Lors d’un échange informel avec des élèves en octobre 2021, il a suffi que la presse rapporte une supposée déclaration du président Macron qu’Alger, qu’on sait susceptible, rappelle illico son ambassadeur et coupe tout contact avec la France. Qu’a-t-il dit de si grave pour que l’Algérie prenne une décision si radicale ? Le président français a péché en disant la vérité aux élèves. L’Algérie s’est construite, leur a-t-il dit, sur une rente mémorielle entretenue par le système politico-militaire, et que l’histoire de ce pays est totalement réécrite, selon les propos recueillis par le quotidien Le Monde.
À peine l’ambassadeur algérien revenu à Paris pour reprendre ses fonctions et défaire ses valises, le voilà encore rappelé au pays pour un autre motif. Ce qui a déclenché la rupture cette fois-ci, c’était la reconnaissance par Paris de la souveraineté du Maroc sur son Sahara en juillet 2024. Alger, qui crie urbi et orbi qu’elle n’est pas concernée par cette question, a démontré aux yeux du monde qu’elle est l’instigatrice de ce différend et que sa politique sur ce dossier se résume à le faire perpétuer. En réalité, la France, qui connait suffisamment bien l’histoire du Maghreb et du Sahara, a depuis le déclenchement de cette affaire en 1975 soutenu le Maroc jusqu’au sein du Conseil de sécurité.
Mais cette séquence d’imbroglio diplomatique avec Paris n’est qu’un bis repetita de la fâcherie qui s’est produite entre Madrid et Alger trois années auparavant pour la même raison. Étant donné que les mêmes causes produisent les mêmes effets, Alger n’a pas apprécié en 2022 la reconnaissance par le gouvernement espagnol de la seule option de l’autonomie pour résoudre ce conflit qui oppose le Royaume à l’Algérie. Comme à son habitude, l’Algérie rompt les relations diplomatiques et commerciales avec Madrid, puis dénonce le traité d’amitié avec l’Espagne signé en 2002.
Il aura fallu attendre la réunion du G20 en Afrique du Sud en février dernier pour que ce pays fasse l’intermédiaire et organise une rencontre entre les chefs des diplomaties de l’Espagne, José Manuel Albares, et de l’Algérie, Ahmed Attaf. Du communiqué issu de cette rencontre, aucune référence n’a été faite à la question du Sahara marocain. Les deux se sont contentés d’aborder l’économie, la Palestine et le Sahel.

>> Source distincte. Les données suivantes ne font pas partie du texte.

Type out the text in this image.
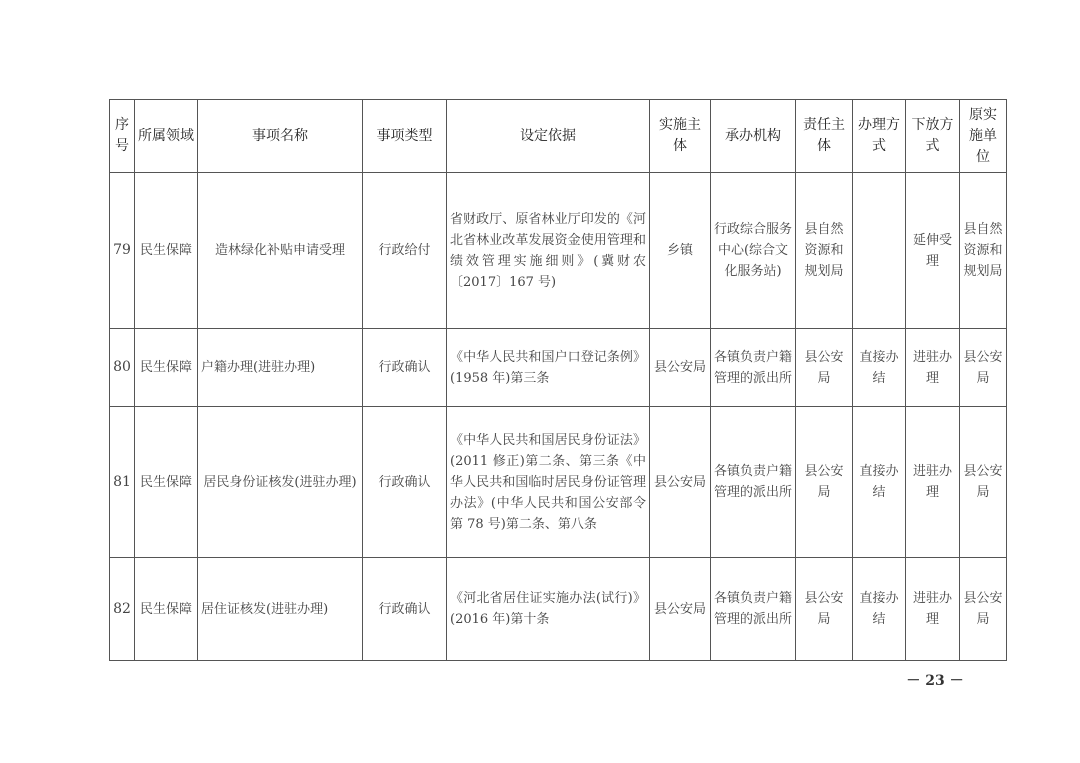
序号	所属领域	事项名称	事项类型	设定依据	实施主体	承办机构	责任主体	办理方式	下放方式	原实施单位
79	民生保障	造林绿化补贴申请受理	行政给付	省财政厅、原省林业厅印发的《河北省林业改革发展资金使用管理和绩效管理实施细则》(冀财农〔2017〕167 号)	乡镇	行政综合服务中心(综合文化服务站)	县自然资源和规划局		延伸受理	县自然资源和规划局
80	民生保障	户籍办理(进驻办理)	行政确认	《中华人民共和国户口登记条例》(1958 年)第三条	县公安局	各镇负责户籍管理的派出所	县公安局	直接办结	进驻办理	县公安局
81	民生保障	居民身份证核发(进驻办理)	行政确认	《中华人民共和国居民身份证法》(2011 修正)第二条、第三条《中华人民共和国临时居民身份证管理办法》(中华人民共和国公安部令第 78 号)第二条、第八条	县公安局	各镇负责户籍管理的派出所	县公安局	直接办结	进驻办理	县公安局
82	民生保障	居住证核发(进驻办理)	行政确认	《河北省居住证实施办法(试行)》(2016 年)第十条	县公安局	各镇负责户籍管理的派出所	县公安局	直接办结	进驻办理	县公安局
－ 23 －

Que ce soit avec Madrid ou avec Paris, l’Algérie n’a pas obtenu gain de cause et a été la partie perdante en raison de sa position rigide et incomprise sur une question régionale dont elle en fait la priorité. Mais ce qui intéressait les deux capitales européennes, Madrid et Paris, c’est la réactivation des mécanismes de tous les secteurs d’activités qui les intéressent avec Alger. Barrot a déclaré d’Alger que : « Nous avons mis sur la table, et avec franchise, l’ensemble des sujets qui nous ont préoccupés ces derniers mois, afin de décliner les principes posés par les deux présidents dans leur entretien du 31 mars dernier ».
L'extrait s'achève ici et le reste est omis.